Based in Amsterdam, Erwin Driessens and Maria Verstappen have been working together since 1990. They graduated from the Maastricht Academy of Fine Arts and the Rijksacademy in Amsterdam and shortly thereafter began a multifaceted practice that touches on sculptural practices, installation works, bio-art, new media and more.
Central to their practice is the exploration of natural systems and how they operate as self-organized environments. Many projects involve never-ending systems of their own; systems that either replicate themselves repeatedly ad infinitum or evolve—almost imperceptibly—over long periods. “We like to create systems that themselves create other things,” say the artists. “It’s meta creation.”
They’ve applied the process of cell division to video imagery, for instance, where a viewer can continually zoom deeper and deeper into the core of the image’s pixels (or bit map) without ever reaching an end point. That idea, as seen in works E-volved Cultures (2005-2011) and Formulae E-volver (2015) is to breed animations by applying artificial genetics and evolutionary techniques. In a continuous feedback loop between man and machine, infinite variations of computer code can evolve from a ‘primordial soup’ of elementary building blocks. “We create an art that is not entirely determined by the subjective choices of a human being,” says the artists, “but instead is generated by processes that operate more or less autonomously… [for us] few things are more satisfying than seeing a process unfold, seeing something that has not been seen before, no longer under our control.”
The artists have used a similar process of artificial genetics and evolutionary techniques to create sculptures as well. Breed (1995-2007) for example, uses a computer program to generate physical objects by incremental multiplication, starting with little more than a single cell. (On the basis of selection and mutation, a code is gradually developed that best fulfills a “fitness” criterion). Similarly, Accretor (2012) is based on accretion of small particles (cubical grains or voxels) to ‘grow’ sculptures that are so highly detailed they surpass any human capability.

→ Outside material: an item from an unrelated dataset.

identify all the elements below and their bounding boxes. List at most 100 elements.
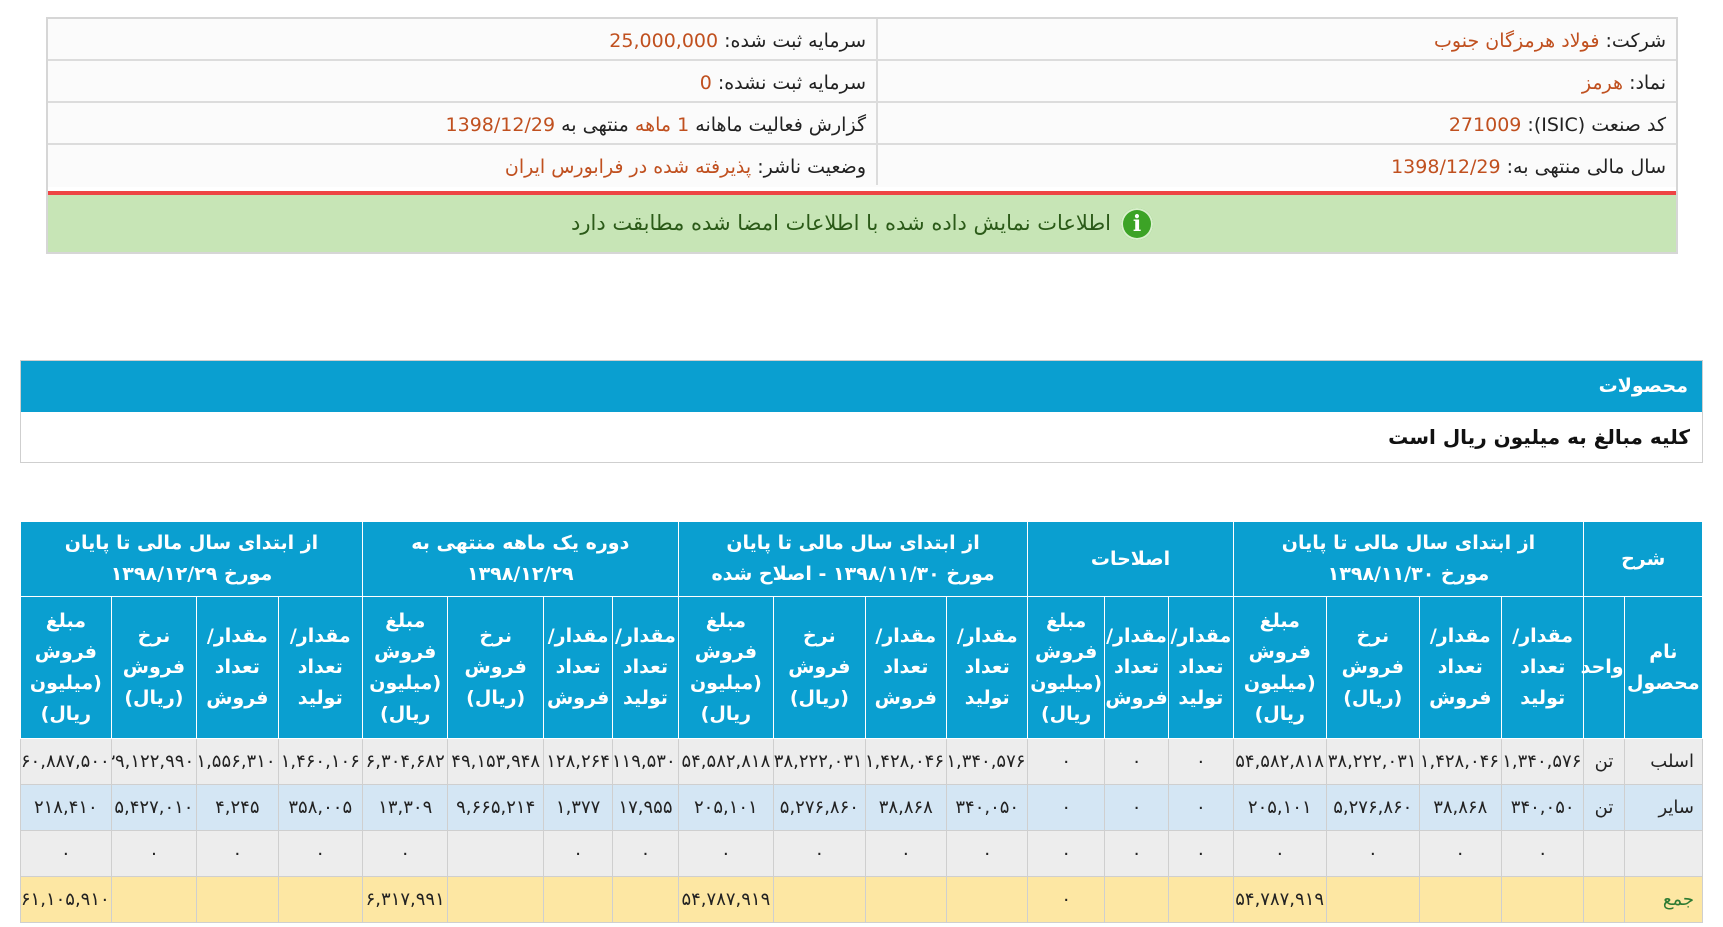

By executing these works with 3D printing techniques, the process from design to execution is fully automated. Thus, the unique nature of the sculptures, which results from industrial production methods, seems to contradict classical notions that uniqueness can only be achieved by personal style and manual labor. For the artists the process also comments on the ever-increasing consumption of mass produced goods, as opposed to the increasing desire for sustainability and a hyper individual lifestyle.
Given that their work hones so close to nature it uses similar ideas of emergence, complexity, form theory, dynamical systems and chaos. What’s more, it also touches on the subject of the sublime, in particular the sublime’s relationship to the infinite. in many ways, Sam Taylor Coleridge’s remark about the sublime beauty of the circle could easily be used to describe Dreissens & Verstappen’s generative works. “The circle is a beautiful figure in itself,” he wrote. “But it becomes sublime when I contemplate the eternity under that figure.”
Driessens & Verstappen’s work has been exhibited at museums and galleries worldwide, including the Central Museum Utrecht, Netherlands; Cordoaria Nacional, Lisbon, Portugal; IVAM Centre, Valencia, Spain; George Eastman House, Rochester, NY; Aperture Gallery, New York; and many others.